Trop2 regulates self-renewal and transformation though β-catenin. (A) Immunofluorescence of tissues from human prostate cancer patients with anti-ICD and anti-β-catenin antibodies and DAPI. One out of 11 patient samples is shown. A cancer region is presented in the top panels, and a benign region is shown in the bottom panels. The ICD (green) colocalizes with β-catenin (pink) in the nucleus only in cancer but not in the benign prostate. DAPI demonstrates nuclear staining (blue). Merged images are presented in the bottom panels. Bars, 10 μm. (B) Trop2-mediated enhanced self-renewal requires β-catenin. Isolated progenitor cells (LSCT^hi) from β-catenin conditional knockout mice (loxP/loxP) were infected with either mTrop2- and RFP-expressing lentivirus or control RFP (RFP) and either Cre recombinase- and GFP-expressing lentivirus (to drive excision of loxP sites, β-cat^−/−) or control GFP-expressing lentivirus (β-cat^+/+).

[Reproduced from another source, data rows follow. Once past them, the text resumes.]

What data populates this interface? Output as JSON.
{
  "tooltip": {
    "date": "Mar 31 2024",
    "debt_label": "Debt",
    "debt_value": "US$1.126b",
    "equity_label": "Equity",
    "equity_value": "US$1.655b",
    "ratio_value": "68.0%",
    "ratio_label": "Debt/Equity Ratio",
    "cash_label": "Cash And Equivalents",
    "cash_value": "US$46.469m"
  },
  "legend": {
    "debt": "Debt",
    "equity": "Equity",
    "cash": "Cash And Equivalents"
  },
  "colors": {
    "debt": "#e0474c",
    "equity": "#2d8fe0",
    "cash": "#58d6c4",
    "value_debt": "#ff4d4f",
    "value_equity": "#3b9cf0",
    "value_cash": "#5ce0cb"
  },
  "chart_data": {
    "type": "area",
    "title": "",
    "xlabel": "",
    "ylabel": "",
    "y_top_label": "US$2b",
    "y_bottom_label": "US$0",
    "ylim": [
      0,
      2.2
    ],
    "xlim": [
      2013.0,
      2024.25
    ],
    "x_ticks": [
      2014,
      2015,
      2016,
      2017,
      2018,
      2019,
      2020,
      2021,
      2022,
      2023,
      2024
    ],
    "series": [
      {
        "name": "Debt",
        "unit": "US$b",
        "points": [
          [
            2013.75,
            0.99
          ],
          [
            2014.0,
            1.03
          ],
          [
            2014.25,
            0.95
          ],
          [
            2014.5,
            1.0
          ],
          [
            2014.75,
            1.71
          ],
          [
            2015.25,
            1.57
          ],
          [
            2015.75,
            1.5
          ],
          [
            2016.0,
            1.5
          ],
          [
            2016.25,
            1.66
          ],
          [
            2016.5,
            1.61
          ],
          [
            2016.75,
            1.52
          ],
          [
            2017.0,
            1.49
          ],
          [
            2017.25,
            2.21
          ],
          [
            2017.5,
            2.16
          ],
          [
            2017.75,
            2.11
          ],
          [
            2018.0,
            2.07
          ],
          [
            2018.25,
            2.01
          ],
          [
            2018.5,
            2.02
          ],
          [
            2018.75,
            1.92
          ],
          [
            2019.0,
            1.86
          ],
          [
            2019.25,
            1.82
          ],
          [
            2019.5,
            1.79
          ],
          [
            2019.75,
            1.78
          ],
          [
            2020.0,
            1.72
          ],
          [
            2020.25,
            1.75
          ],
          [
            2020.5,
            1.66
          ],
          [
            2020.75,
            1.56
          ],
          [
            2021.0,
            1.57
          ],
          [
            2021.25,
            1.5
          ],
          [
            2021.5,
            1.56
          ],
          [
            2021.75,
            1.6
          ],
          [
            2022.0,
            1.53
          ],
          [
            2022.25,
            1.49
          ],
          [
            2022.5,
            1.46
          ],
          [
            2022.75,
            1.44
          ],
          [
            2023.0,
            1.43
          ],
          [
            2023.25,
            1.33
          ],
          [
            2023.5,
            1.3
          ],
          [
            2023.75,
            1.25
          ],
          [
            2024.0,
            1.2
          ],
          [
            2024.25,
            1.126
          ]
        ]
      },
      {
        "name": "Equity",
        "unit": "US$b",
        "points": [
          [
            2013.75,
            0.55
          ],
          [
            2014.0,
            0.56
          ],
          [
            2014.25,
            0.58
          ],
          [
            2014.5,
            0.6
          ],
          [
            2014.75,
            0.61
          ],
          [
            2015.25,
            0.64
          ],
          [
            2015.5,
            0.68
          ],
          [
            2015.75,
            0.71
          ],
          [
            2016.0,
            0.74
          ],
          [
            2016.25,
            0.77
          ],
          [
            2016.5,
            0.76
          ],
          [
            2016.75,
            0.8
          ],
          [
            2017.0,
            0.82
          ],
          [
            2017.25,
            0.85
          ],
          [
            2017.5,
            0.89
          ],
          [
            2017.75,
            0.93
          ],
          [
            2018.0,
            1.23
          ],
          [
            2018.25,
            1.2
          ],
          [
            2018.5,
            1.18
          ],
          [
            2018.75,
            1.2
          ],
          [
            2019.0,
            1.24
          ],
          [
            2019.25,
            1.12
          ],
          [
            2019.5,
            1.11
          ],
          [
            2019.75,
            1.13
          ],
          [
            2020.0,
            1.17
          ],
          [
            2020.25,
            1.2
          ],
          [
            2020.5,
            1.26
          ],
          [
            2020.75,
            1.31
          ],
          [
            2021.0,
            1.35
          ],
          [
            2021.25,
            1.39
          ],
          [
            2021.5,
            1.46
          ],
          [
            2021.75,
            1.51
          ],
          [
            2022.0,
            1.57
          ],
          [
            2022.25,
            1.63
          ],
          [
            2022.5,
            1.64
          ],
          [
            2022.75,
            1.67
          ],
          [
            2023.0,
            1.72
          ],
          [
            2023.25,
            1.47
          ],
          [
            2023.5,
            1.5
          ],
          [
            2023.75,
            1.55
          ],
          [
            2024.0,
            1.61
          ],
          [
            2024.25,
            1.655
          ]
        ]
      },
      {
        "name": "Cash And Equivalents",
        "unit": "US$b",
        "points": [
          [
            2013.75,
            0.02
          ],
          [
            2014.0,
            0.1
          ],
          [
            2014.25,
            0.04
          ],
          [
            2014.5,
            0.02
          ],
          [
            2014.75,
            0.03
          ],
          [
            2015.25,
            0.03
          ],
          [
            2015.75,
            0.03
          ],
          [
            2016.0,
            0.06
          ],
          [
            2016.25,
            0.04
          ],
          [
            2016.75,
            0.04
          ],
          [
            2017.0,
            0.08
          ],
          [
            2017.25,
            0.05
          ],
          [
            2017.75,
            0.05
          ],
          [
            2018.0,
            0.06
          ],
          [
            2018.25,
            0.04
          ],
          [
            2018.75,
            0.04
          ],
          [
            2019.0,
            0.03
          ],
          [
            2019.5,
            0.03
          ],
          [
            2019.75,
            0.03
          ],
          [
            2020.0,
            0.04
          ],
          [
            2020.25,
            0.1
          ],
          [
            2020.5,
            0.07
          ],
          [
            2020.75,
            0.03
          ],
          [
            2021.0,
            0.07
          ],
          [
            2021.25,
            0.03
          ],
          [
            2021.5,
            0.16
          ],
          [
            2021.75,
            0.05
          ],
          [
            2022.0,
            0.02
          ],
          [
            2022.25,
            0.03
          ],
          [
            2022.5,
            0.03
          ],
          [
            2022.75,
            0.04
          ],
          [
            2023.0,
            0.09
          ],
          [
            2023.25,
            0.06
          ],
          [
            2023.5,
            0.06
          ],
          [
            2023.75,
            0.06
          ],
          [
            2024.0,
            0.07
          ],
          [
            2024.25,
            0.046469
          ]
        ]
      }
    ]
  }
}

Infected cells were plated in triplicate in the sphere-forming assay, and sphere numbers were quantified 7 d post-plating for Gen 1 and further passaged to Gen 2. (Left graphs) Sphere number in each sample is presented as the percentage normalized to the RFP control. Data are represented as mean ± SEM. One out of three independent experiments is shown. (C) Dissociated primary prostate cells from β-catenin conditional knockout mice were transduced with either mTrop2- and RFP-expressing lentivirus and either Cre recombinase (mTrop2/β-cat^−/−) or GFP (mTrop2/β-cat^+/+) and combined with UGSM and subjected to the in vivo regeneration assay. Eight weeks later, grafts were recovered, fixed in formalin, and sectioned for histological analysis. The left four panels represent histology (H&E staining). The right panels show immunohistochemistry (IHC) with anti-β-catenin or immunofluorescence with anti-Trop2 ECD and DAPI. Bars: right panels, 100 or 50 μm. (D) Trop2 is activated through RIP by the TACE and γ-secretase complex. RIP of Trop2 results in shedding of the ECD and release of the ICD to the nucleus. The ICD promotes self-renewal through β-catenin. The models suggest that the ICD promotes transformation through its self-renewal activity.